This month Astralis featured prominently at the SPIE Astronomical Telescopes + Instrumentation 2022 conference in Montréal, Québec, Canada.
For the first time the three nodes of Astralis attended the SPIE under new banner following rebranding of the Astralis Instrumentation Consortium (Astralis, previously known as Australian Astronomical Optics) in Apr 2021.
The instrument scientists, engineers, and project managers from Astralis-AAO (Macquarie University), Astralis-AITC (Australian National University) and Astralis USYD (The University of Sydney) contributed talks, poster presentations and showcased our instrumentation in the Astralis booth.

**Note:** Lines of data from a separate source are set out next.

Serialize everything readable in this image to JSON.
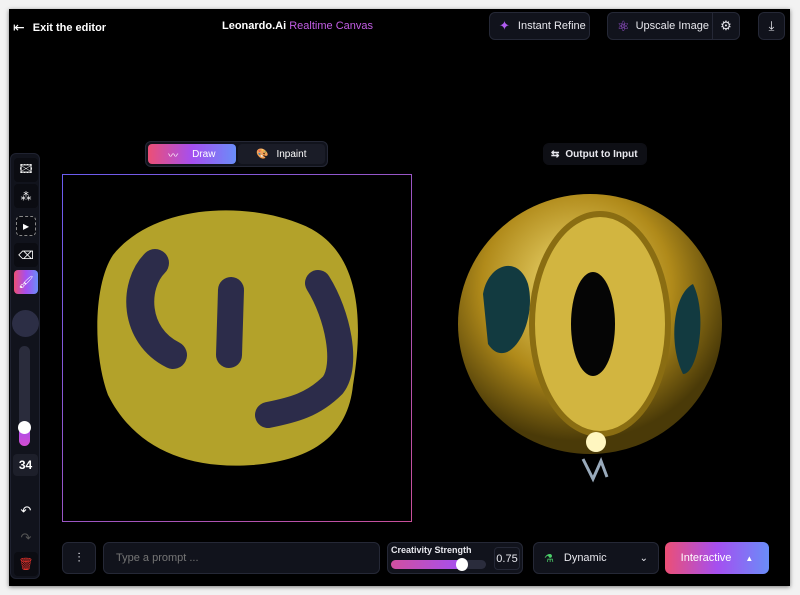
{
  "header": {
    "exit_label": "Exit the editor",
    "brand": "Leonardo.Ai",
    "brand_sub": "Realtime Canvas",
    "instant_refine": "Instant Refine",
    "upscale": "Upscale Image"
  },
  "mode_toggle": {
    "draw": "Draw",
    "inpaint": "Inpaint",
    "active": "Draw"
  },
  "output_to_input": "Output to Input",
  "toolbar": {
    "brush_size": "34",
    "brush_slider_value": 34
  },
  "bottom": {
    "prompt_placeholder": "Type a prompt ...",
    "prompt_value": "",
    "creativity_label": "Creativity Strength",
    "creativity_value": "0.75",
    "creativity_fraction": 0.75,
    "style": "Dynamic",
    "mode_button": "Interactive"
  },
  "colors": {
    "accent_pink": "#ec4f75",
    "accent_purple": "#a54ff0",
    "accent_blue": "#6a8df8",
    "canvas_yellow": "#b3a22a",
    "stroke_navy": "#2c2c4a"
  }
}
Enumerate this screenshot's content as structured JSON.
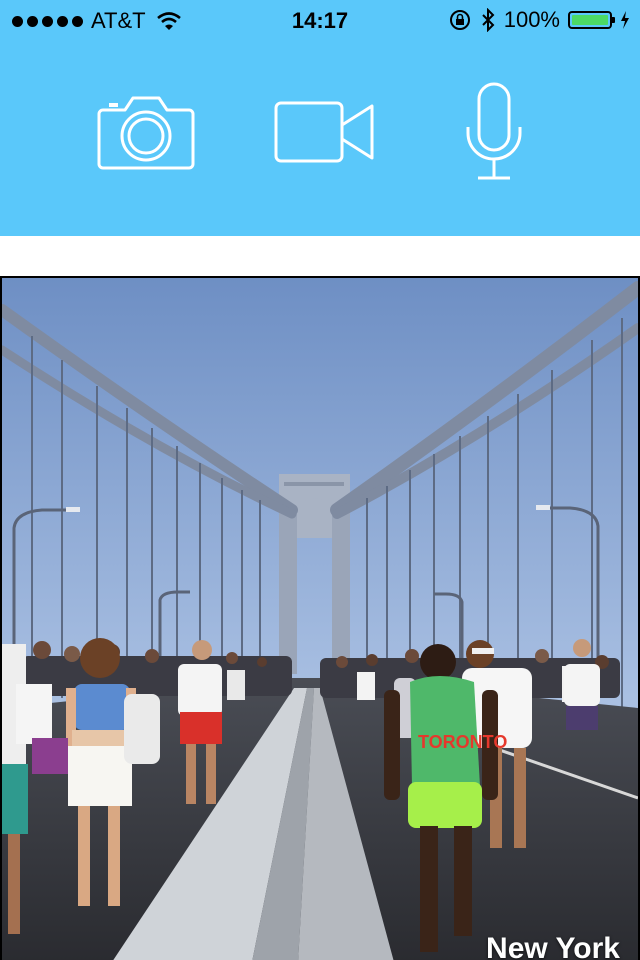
{
  "status_bar": {
    "carrier": "AT&T",
    "time": "14:17",
    "battery_percent": "100%",
    "icons": [
      "signal-dots-icon",
      "wifi-icon",
      "rotation-lock-icon",
      "bluetooth-icon",
      "battery-icon",
      "charging-icon"
    ],
    "battery_fill_fraction": 1.0
  },
  "media_toolbar": {
    "background_color": "#5ac8fa",
    "icon_color": "#ffffff",
    "buttons": [
      "camera-icon",
      "video-camera-icon",
      "microphone-icon"
    ]
  },
  "photo": {
    "subject": "bridge-marathon-photo",
    "caption": "New York"
  }
}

“SPIE was a long-awaited chance to witness the exciting work going on in astronomical instrumentation. Many of us have been working in an isolated mode for the last few years, and meeting face-to-face in Montreal was an eye opener for exciting potential domestic and international collaborations.” says Jesse Cranney, Instrument Scientist from Astralis-AITC.
“It was good to meet people from AIP, ESO and GMT previously only seen on zoom meetings in person. I mostly attended the Advances In Optical And Mechanical Technologies for Telescopes and Instrumentation conference and easily the standout presentation was a presentation on MISI-36, a monolithic image slicer made of 112 slices. The name, MISI-36, comes from the slice width of 36 microns (a hair is ~100 microns thick). The capability to machine anything to such precision exists is mindboggling! The other big ticket items were presentations and posters on fibre positioning technologies such as WEAVE (2dF +++) and DESI/MOONS (both theta-phi robotic positioners) with many challenges in common with our new designs.” Says Tim Chin, Mechanical Engineer from Astralis-AAO.